Sun und Fujitsu stellen SPARC Enterprise M3000 Server vor

Einstiegssegment in die Klasse der RISC Server neu definiert. Nachfolger der Server auf UltraSPARC IIIi Basis

(PresseBox) ( Kirchheim-Heimstetten, )
Sun Microsystems und Fujitsu stellen heute den SPARC Enterprise M3000 Server vor. Ausgestattet mit einem Quad-Core SPARC64 VII Prozessor definieren Sun und Fujitsu das Einstiegssegment in die Klasse der RISC Server neu. Die Quad-Core CPU sorgt zusammen mit den zwei parallelen Systemthreads pro Core bereits bei den SPARC Enterprise Servern M4000, M5000, M8000 und M9000 für Rekordleistungen. Das neue 1-Sockel System bietet nun alle Vorteile der SPARC Enterprise Server auch im unteren Preissegment. Der SPARC Enterprise M3000 Server tritt die Nachfolge der UltraSPARC IIIi basierten Server an. Damit können Kunden ab sofort auf eine deutlich verbesserte Weiterentwicklung der beliebten Modellreihe zugreifen.

Bisher wurde das untere Segment der SPARC Systeme von Servern mit UltraSPARC IIIi Systemen dominiert.

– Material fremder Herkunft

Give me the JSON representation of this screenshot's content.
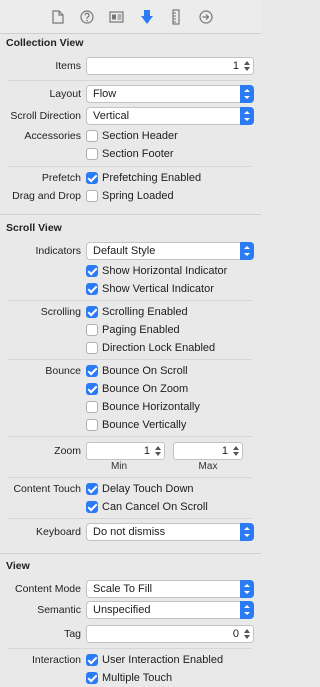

Gegenüber Servern mit UltraSPARC IIIi Prozessor bietet der neue SPARC Enterprise M3000 Server mehr als die doppelte Leistung bei über 50 Prozent Energieersparnis. Dabei ermöglicht es der M3000 Server dem Kunden dediziert Lizenzkosten bei Ihren Applikationen zu sparen. Wird ein M3000 Server zum Beispiel als Oracle Datenbankserver eingesetzt, so muss der Endanwender nur die Oracle Standard Edition für diese Maschine erwerben.

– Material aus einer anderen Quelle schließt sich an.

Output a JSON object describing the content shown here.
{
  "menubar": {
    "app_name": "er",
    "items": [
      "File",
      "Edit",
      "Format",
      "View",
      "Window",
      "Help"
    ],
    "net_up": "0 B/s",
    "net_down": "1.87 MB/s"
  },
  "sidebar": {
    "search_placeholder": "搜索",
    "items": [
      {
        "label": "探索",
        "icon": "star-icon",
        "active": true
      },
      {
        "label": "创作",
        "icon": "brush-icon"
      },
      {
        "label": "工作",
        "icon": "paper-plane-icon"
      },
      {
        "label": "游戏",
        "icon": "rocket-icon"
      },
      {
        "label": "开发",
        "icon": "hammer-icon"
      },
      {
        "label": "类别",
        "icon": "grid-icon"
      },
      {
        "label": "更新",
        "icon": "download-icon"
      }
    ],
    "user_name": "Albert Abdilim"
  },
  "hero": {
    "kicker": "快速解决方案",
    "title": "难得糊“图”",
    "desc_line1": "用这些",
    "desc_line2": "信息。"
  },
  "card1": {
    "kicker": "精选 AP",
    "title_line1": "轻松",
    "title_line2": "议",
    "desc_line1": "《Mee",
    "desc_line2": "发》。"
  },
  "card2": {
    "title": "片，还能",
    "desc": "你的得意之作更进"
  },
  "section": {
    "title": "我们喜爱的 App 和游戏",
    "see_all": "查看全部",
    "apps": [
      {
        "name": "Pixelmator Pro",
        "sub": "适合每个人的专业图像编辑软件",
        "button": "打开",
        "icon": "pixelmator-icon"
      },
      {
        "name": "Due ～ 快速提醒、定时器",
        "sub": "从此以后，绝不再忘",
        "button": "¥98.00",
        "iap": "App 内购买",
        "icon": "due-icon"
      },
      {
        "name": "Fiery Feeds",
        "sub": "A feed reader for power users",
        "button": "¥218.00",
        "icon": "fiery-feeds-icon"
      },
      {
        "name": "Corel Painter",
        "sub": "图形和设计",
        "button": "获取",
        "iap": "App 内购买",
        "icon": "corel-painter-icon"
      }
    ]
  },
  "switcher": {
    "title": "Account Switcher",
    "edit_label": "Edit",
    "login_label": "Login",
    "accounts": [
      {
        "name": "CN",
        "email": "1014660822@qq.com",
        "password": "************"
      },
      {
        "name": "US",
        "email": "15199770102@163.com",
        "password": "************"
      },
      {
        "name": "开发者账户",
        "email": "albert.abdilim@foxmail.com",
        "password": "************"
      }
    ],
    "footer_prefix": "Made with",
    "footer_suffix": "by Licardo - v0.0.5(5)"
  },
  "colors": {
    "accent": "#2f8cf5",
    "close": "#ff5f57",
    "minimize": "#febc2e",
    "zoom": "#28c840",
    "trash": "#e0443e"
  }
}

Durch die extrem hohe Single Thread Performance eignet sich der Server für alle Applikationen, die nur wenige parallele Prozesse aufweisen und auf eine hohe Single-Thread Performance angewiesen sind. Beispielsweise als Application Server, Datenbankserver oder auch für PLM Systeme. Durch die Solaris Container für Solaris 8 und 9 lassen sich auch ältere Applikationen unter Solaris 10 nutzen. Mit dem Einsatz von Open Source Programmen, wie zum Beispiel MySQL oder dem frei verfügbaren Applikation Server GlassFish bietet der M3000 weiteres Einsparpotential im Datenbank und Applikationsserver Bereich.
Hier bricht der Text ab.